McLynn ably defends Bonaparte from charges of being a dictator, as he writes, “His sensibility was light years away from that of a Hitler or a Stalin, and indeed he can be faulted for not being ruthless enough at times. His indulgence of his worthless family and his repeated pardoning of the treacherous Bernadotte, the duplicitous Talleyrand and the treasonable Fouché are only the most obvious examples. Napoleon had the temperament of an old-style autocrat but not that of a modern totalitarian dictator.” 

Napoleon: A Biography is full of insightful quotes and anecdotes.

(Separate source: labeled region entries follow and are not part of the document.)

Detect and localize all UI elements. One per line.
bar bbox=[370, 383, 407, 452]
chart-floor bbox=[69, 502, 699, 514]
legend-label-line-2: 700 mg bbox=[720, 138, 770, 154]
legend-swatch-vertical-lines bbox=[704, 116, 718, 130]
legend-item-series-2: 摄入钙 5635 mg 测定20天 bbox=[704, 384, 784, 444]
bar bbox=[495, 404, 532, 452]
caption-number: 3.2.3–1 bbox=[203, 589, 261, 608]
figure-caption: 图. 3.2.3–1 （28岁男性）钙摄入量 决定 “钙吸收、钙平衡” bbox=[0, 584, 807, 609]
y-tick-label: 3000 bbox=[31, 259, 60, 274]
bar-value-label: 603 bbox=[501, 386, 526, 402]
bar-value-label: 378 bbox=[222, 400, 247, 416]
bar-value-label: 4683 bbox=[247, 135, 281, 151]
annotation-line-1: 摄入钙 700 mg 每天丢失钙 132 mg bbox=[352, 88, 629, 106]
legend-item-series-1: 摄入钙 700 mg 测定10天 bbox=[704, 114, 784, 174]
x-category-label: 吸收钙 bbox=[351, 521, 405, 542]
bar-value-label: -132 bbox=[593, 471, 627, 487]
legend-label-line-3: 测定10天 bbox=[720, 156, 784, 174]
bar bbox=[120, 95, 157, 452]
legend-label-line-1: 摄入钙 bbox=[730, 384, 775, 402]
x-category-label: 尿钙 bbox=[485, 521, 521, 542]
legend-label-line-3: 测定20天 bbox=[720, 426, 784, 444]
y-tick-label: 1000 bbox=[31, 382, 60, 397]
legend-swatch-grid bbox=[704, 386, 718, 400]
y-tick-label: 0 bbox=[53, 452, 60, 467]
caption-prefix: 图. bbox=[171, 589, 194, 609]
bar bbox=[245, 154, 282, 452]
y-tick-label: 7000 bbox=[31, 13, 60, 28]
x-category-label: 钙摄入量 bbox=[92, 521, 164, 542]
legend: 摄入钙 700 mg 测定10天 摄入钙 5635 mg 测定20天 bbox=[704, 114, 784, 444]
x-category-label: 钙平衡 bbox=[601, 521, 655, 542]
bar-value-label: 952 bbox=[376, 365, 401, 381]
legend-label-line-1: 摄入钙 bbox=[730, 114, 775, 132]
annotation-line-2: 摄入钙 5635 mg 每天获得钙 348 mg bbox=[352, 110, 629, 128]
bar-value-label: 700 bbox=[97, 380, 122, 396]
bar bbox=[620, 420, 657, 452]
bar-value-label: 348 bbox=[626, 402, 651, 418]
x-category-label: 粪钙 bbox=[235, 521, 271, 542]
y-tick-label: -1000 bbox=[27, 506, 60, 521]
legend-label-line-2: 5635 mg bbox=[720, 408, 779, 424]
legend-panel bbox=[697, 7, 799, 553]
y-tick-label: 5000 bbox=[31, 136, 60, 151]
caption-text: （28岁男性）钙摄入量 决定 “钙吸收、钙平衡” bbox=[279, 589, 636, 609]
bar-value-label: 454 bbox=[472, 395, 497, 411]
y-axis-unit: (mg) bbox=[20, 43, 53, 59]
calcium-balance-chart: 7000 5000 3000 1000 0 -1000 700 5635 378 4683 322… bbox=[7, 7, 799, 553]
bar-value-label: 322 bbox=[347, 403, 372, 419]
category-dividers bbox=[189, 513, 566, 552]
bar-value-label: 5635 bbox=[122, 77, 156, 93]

Three of my favorite quotes from the book are the following: (I don’t have page numbers because my Kindle only tells me what location I’m on in the book, and it seems somewhat silly to write, “Location 10245 of 15527.”)

When Jean-Andoche Junot’s father asked him, “Who is this unknown General Bonaparte?” Junot had replied: “He is the sort of man of whom Nature is sparing and who only appears on earth at intervals of centuries.”

“He was clearly the most extraordinary man I ever saw, and I believe the most extraordinary that has lived in our age, or for many ages.”-Charles Maurice Talleyrand, who ironically enough, was one of the most duplicitous members of Napoleon’s government.

Describing Emperor Francis of Austria, Napoleon’s future father-in-law, McLynn writes, “The Emperor Francis was a pathetic figure who spent his time making toffee or endlessly stamping blank sheets of parchment with specimens from his huge collection of seals.” Reading this quote really makes me want to learn more about Francis.

If you’re looking for a good one-volume cradle to grave study of the life of Napoleon Bonaparte, Napoleon: A Biography, is a very good place to start.